There are many benefits to the rigorous program. The first six months includes classroom work with site visits and research assignments. During the final five months, participants are embedded in various organizations across Sandia to work on specific projects.

“The interns are considered high potential and are able to develop and learn about the enterprise in an accelerated manner,” Yeary said. “It took me the better part of a decade to get the exposure and knowledge they will receive in less than a year.”

HaliAnne Crawford and Aaron Lee, the CNS representatives in the WIP Class of 2016B, offered advice to McClary and Pehrson. (During 2016, WIP had two classes.)

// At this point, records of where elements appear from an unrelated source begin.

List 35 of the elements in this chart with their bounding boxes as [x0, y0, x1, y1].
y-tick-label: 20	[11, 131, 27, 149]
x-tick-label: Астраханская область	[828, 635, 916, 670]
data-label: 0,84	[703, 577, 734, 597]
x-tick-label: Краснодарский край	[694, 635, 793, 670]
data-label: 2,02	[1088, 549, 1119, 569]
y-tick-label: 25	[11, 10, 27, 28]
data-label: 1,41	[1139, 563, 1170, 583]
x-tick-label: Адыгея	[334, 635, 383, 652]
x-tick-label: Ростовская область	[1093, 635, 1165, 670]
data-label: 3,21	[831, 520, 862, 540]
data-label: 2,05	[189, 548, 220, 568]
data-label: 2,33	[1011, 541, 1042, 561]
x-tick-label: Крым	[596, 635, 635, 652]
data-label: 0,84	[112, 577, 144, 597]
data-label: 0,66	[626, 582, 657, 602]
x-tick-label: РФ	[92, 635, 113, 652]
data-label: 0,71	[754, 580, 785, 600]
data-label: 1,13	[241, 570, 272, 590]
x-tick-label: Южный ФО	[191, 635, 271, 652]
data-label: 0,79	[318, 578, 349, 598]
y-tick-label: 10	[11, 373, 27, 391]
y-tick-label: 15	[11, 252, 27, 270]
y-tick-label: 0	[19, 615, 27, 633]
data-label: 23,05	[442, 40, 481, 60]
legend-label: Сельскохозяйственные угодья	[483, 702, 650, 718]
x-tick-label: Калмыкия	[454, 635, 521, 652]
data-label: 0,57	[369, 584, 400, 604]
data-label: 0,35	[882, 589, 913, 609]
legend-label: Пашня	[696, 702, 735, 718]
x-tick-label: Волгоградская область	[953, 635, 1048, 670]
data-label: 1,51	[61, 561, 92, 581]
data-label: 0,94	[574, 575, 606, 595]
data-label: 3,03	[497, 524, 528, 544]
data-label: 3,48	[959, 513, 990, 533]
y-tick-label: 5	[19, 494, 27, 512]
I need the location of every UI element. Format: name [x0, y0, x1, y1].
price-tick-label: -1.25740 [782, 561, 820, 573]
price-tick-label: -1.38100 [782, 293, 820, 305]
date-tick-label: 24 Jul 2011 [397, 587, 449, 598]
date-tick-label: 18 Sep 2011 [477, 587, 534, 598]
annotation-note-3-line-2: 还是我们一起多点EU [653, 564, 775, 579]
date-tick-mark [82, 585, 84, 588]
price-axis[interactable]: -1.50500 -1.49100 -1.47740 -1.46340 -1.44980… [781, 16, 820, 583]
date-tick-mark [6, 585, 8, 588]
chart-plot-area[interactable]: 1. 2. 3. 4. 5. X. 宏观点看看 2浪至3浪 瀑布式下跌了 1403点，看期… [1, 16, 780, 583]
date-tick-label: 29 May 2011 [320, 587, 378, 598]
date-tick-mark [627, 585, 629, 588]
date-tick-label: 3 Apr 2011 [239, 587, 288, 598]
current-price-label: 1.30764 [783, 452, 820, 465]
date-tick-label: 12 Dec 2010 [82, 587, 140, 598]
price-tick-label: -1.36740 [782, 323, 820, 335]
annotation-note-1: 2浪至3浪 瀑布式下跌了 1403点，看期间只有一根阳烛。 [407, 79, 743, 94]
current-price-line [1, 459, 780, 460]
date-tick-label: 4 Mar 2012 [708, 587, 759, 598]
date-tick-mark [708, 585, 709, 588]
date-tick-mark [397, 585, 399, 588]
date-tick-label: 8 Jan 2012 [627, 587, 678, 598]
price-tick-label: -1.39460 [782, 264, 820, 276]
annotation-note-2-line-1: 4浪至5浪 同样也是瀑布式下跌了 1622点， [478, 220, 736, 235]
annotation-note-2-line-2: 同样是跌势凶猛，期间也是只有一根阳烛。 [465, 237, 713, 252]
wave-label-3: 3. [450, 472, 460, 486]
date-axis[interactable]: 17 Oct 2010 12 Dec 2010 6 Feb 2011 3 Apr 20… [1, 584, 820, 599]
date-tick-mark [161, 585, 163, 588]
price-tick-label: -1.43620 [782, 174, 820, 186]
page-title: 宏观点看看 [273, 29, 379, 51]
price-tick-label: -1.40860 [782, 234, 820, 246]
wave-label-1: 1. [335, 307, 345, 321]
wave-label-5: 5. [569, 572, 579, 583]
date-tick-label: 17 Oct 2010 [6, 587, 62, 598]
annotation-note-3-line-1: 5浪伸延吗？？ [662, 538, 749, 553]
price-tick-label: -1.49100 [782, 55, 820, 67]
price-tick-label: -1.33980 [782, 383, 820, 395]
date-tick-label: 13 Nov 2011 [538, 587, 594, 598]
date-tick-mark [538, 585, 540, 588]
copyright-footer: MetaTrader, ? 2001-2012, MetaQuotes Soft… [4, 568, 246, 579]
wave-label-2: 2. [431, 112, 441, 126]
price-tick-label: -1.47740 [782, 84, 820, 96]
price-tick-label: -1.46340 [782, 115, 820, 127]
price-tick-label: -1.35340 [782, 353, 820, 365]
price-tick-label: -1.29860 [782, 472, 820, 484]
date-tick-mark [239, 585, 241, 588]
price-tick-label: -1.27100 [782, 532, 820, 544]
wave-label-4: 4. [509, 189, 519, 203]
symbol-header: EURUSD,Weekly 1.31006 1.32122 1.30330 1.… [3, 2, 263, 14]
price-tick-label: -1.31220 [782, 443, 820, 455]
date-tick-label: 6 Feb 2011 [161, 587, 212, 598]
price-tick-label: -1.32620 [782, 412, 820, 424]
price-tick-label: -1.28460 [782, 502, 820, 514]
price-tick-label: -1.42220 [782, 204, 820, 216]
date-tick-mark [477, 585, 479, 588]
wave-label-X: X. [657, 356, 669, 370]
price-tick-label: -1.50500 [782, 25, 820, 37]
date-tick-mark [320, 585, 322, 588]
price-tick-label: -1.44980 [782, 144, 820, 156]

“No matter how daunting the next 11 months seem,” Lee said, “just jump in with both feet first as soon as possible. You have a limited time to learn as much as you can about a topic that is truly vast. Don’t waste a moment of the next 11 months because it will fly by.”

Crawford echoed Lee’s sentiment. “My advice is to get involved with the program, both inside and outside the classroom. Don’t be a passive participant. You will be learning from some of the greatest minds in our industry; ask questions and don’t be afraid to think outside the box.

“You will find that your classmates are some of the most brilliant individuals you will ever have the pleasure of working with,” Crawford said. “Get to know them, learn from their experiences and leverage their knowledge and abilities whenever possible. This year will be one of the best of your life. Enjoy every single second of it.”

Lee agreed: “Listen to your classmates. They will have just as much to teach you as the instructors do. Members of my class represented almost every other site within the NSE as well as NNSA and the military. They had knowledge and perspectives on certain topics that were completely different from my own due to their own different experiences. Everyone brought unique experiences to the program and had a lot of knowledge to share with the class.”

After the internship, WIP participants return to their respective sites to continue their leadership journeys. Yeary said, “The WIP prepares today’s workforce as tomorrow’s leaders by rapidly providing a holistic, yet reasonably detailed view of the nuclear weapons business. The program helps candidates connect dots to see the ‘big picture’ — an important attribute of senior leadership.”